Sony Halts Sales Of “Splash Proof” Tablet, Susceptible To Water Damage
Michael Harper for redOrbit.com – Your Universe Online
It’s a bad thing when a company ships a tablet with a gap in between the screen and the case. It’s even worse when the tablet in question is being marketed as “Splash Proof.”
Any Sony Xperia S buyers who took their tablet poolside (or did anything else with it to place it in splash way) might have caused some harm to their device, as Sony has said this gap is large enough to make the affected machines susceptible to water damage.
Now, Sony has discovered the cause of this case-screen separation and are halting sales of their latest Android tablet. According to a Reuters report, Sony has pinpointed the problem to a manufacturing flaw in a Chinese plant. A Sony spokesperson did not say when sales would resume, but did promise any affected customers that they would fix those devices which have already been sold.
The Xperia S is the first Sony tablet to earn the Xperia name after their split with Ericsson earlier this year. Like Samsung before them, Sony has chosen to keep their smartphones and tablets branded underneath the same name. Also like Samsung, Sony is competing in a market which is completely dominated by Apple’s iPad.
The Xperia S was announced this year at the Berlin IFA show in September and, according to Reuters, has shipped around 100,000 units. Reviews of this new player scored in the fair to middling range, earning high marks for it’s design and criticism for it’s high price point.

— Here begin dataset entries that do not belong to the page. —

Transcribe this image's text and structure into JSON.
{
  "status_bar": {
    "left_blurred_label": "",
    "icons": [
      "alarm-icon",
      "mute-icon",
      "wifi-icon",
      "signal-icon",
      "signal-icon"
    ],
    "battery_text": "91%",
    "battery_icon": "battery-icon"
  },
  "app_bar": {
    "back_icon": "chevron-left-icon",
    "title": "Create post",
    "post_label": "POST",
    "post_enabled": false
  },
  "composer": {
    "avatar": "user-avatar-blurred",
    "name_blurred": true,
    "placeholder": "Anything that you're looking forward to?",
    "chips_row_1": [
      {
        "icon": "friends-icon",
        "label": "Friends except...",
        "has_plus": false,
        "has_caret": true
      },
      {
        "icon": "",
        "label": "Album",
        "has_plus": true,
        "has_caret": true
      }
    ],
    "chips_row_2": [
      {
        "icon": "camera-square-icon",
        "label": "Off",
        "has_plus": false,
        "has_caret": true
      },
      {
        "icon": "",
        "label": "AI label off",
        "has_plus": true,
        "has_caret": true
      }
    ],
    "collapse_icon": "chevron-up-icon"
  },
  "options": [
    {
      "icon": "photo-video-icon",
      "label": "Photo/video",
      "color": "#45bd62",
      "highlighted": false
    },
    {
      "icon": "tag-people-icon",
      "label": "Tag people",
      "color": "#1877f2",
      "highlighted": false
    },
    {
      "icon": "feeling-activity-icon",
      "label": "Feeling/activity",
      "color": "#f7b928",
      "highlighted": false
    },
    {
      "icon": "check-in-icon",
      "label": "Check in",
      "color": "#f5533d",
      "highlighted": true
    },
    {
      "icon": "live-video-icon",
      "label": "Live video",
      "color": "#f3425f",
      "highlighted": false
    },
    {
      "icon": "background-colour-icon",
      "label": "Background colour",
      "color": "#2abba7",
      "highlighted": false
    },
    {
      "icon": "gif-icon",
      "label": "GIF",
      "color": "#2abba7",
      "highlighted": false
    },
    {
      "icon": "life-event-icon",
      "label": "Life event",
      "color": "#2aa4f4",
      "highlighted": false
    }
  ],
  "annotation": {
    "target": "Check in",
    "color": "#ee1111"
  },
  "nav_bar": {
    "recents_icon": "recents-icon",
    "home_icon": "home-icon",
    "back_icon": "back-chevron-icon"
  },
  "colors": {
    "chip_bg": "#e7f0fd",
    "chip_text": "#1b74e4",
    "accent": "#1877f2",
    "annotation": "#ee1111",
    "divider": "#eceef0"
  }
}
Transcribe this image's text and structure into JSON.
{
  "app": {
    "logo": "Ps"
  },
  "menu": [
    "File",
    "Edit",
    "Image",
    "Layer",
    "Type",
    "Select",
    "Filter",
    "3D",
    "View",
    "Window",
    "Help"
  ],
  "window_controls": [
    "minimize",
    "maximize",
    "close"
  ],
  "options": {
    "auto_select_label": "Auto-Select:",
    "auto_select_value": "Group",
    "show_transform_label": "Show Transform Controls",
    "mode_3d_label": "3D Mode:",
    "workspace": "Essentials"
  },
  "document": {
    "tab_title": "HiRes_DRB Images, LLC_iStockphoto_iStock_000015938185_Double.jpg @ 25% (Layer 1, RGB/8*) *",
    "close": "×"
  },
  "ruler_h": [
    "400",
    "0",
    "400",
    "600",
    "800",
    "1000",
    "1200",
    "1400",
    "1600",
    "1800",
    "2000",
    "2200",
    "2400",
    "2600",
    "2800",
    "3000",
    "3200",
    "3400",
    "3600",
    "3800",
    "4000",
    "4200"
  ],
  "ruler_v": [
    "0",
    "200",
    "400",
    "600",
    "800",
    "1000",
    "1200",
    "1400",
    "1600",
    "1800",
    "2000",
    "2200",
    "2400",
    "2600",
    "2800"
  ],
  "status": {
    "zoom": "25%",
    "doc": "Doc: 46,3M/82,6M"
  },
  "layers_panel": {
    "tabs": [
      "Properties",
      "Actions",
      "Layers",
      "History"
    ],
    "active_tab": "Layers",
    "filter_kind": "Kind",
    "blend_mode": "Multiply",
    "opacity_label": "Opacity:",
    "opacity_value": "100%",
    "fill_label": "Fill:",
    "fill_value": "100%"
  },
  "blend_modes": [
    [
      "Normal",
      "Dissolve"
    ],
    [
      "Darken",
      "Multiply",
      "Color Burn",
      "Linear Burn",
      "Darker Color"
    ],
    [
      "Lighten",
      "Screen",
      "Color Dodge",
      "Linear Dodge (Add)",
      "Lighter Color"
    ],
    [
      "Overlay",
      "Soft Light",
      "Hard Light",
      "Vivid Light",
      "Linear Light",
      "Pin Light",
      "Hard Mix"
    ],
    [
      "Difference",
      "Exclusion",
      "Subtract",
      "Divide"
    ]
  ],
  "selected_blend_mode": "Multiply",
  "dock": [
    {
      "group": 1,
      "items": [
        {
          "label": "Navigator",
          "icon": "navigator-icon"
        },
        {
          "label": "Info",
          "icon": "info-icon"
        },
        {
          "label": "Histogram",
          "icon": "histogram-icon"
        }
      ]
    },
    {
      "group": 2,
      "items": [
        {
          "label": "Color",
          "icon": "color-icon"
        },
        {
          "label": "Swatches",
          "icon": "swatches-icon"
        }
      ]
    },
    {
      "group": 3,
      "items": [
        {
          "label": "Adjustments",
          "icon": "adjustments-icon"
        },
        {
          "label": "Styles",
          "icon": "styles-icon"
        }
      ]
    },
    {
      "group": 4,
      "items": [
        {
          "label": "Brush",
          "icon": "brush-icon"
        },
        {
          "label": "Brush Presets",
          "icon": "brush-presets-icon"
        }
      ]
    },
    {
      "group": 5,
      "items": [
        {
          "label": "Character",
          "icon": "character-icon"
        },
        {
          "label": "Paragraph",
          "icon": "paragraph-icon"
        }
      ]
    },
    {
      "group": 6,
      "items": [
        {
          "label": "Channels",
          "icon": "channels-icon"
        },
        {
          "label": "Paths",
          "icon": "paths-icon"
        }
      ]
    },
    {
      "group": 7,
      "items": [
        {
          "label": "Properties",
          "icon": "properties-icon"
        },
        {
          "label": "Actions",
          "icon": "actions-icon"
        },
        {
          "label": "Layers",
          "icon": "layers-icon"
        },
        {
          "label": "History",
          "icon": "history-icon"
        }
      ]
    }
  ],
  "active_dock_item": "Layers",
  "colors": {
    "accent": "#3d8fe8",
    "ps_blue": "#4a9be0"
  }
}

CNET, for instance, found that the tablet had issues staying connected to Wi-Fi networks after going to sleep and the screen would intermittently flicker, never a good sign for a near-$400 tablet.
In the end, CNET said the Xperia S tablet had an “excellent design,” but noted there were better performing tablet options at cheaper price points.
The Verge review of the Xperia S tablet also mentions price as a downside to this device, though Sony PCs have never been known to be cheap. With nearly identical specs to the Nexus 7 (and no official word if the device would support Android’s latest 4.1) the Xperia S failed to present a compelling argument as to why anyone should buy this tablet and not another. The Verge’s wrap up reads: “Plenty to like, but at twice the price of the Nexus 7, it’s hard to justify this purchase.”
Sony and Ericsson officially split ways earlier this year, sending Ericsson back to Sweden with a nice heap of cash ($1.1 billion) and leaving Sony at home in Japan to change their name to Sony Mobile Communications.
The two companies joined together in an attempt to take a significant stake in the mobile market, but just as many companies post-2007, they struggled to beat the popularity of iPhone.
After the split, Sony announced plans to integrate their phone and tablet offerings with their other products, such as TVs, PCs and PlayStation.
Ericsson, on the other hand, said: “We will now enhance our focus on enabling connectivity for all devices, using our R&D and industry leading patent portfolio to realize a truly connected world.”